Design: Cache FileInfos for faster lookups
Currently our renter/files
endpoint lookups could be a lot faster. We are going to deprecate this endpoint in the future because it doesn't make sense to always retrieve all the fileinfos but I've seen it take over a second to return for 1,500 files which is too slow.
Our first proposal to fix this issue was adding cached fileinfos to the .siadir
files and to be honest I'm not convinced that this is the best solution. The problem with this approach is that the '.siadir' file is a JSON object and therefore it needs to be completely rewritten every time a single fileinfo field of a file within the folder is updated. Since a user could potentially have 100,000 files in a single folder it's not unrealistic to assume that this would cause rewriting 100mb .siadir files multiple times a second during repairs.
That's why I propose a combination of the following options:
1. Caching siafiles
This is something we wanted to do anyway at some point. Basically instead of closing a siaFileSetEntry
right away when no thread is using it, we keep it open until we reach a certain limit after which we close the least recently used one. This should make recomputing the fileinfo for cached Siafiles a lot faster.
2. Move siafile's chunk metadata / hostkeytable out of memory
This step doesn't impact the speed of the endpoint directly but it is a setup for step 3. Basically by only loading the chunk metadata on demand we can greatly increase the number of siafiles we can cache in step 1. Assuming that most siafiles's metadata fits within a single 4kib page on disk (probably withing 2kib actually), we should be able to cache at least 100,000 siafiles for the price of 400 mib of ram or maybe just 10,000 for 40 mib. I'd assume that for enterprise customers it's also no issue to cache 1,000,000 siafiles for a good performance boost.
3. Caching health, redundancy, availability within Siafile
Most of the fields of the fileinfo are already present within the siafile's metadata.
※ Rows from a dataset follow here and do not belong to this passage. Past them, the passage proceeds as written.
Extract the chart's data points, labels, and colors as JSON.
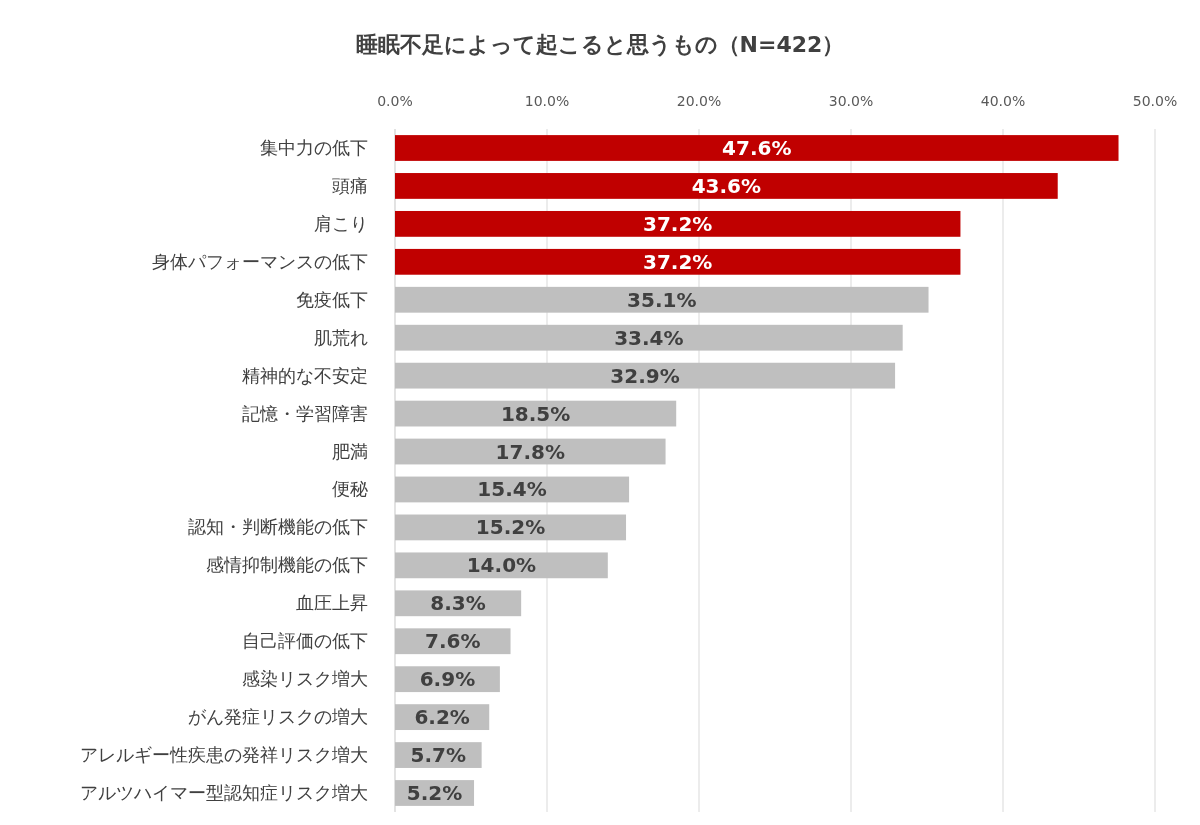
{
  "chart_data": {
    "type": "bar",
    "orientation": "horizontal",
    "title": "睡眠不足によって起こると思うもの（N=422）",
    "categories": [
      "集中力の低下",
      "頭痛",
      "肩こり",
      "身体パフォーマンスの低下",
      "免疫低下",
      "肌荒れ",
      "精神的な不安定",
      "記憶・学習障害",
      "肥満",
      "便秘",
      "認知・判断機能の低下",
      "感情抑制機能の低下",
      "血圧上昇",
      "自己評価の低下",
      "感染リスク増大",
      "がん発症リスクの増大",
      "アレルギー性疾患の発祥リスク増大",
      "アルツハイマー型認知症リスク増大"
    ],
    "values": [
      47.6,
      43.6,
      37.2,
      37.2,
      35.1,
      33.4,
      32.9,
      18.5,
      17.8,
      15.4,
      15.2,
      14.0,
      8.3,
      7.6,
      6.9,
      6.2,
      5.7,
      5.2
    ],
    "value_labels": [
      "47.6%",
      "43.6%",
      "37.2%",
      "37.2%",
      "35.1%",
      "33.4%",
      "32.9%",
      "18.5%",
      "17.8%",
      "15.4%",
      "15.2%",
      "14.0%",
      "8.3%",
      "7.6%",
      "6.9%",
      "6.2%",
      "5.7%",
      "5.2%"
    ],
    "colors": [
      "#c00000",
      "#c00000",
      "#c00000",
      "#c00000",
      "#bfbfbf",
      "#bfbfbf",
      "#bfbfbf",
      "#bfbfbf",
      "#bfbfbf",
      "#bfbfbf",
      "#bfbfbf",
      "#bfbfbf",
      "#bfbfbf",
      "#bfbfbf",
      "#bfbfbf",
      "#bfbfbf",
      "#bfbfbf",
      "#bfbfbf"
    ],
    "xlim": [
      0,
      50
    ],
    "xticks": [
      {
        "value": 0,
        "label": "0.0%"
      },
      {
        "value": 10,
        "label": "10.0%"
      },
      {
        "value": 20,
        "label": "20.0%"
      },
      {
        "value": 30,
        "label": "30.0%"
      },
      {
        "value": 40,
        "label": "40.0%"
      },
      {
        "value": 50,
        "label": "50.0%"
      }
    ],
    "grid": "x"
  }
}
We could add fields for the ones that are missing which get updated periodically every time something calls the corresponding method. e.g. every time something calls siafile.Redundancy
the siafile.staticMetadata.cachedRedundancy
field gets updated as well.
The nice thing about the SiaFile is that with little additional work we should be able to only load the metadata at the beginning of the file assuming that the siafile is not already cached due to steps 1 and 2. That means we can use the existing Siafile's metadata as a distributed cache.
I think this is a smart solution since it adds siafile caching, makes loaded siafiles consume a lot less memory, reuses existing and well tested persistence structures and it doesn't require touching the health/repair loop or adding any bloat.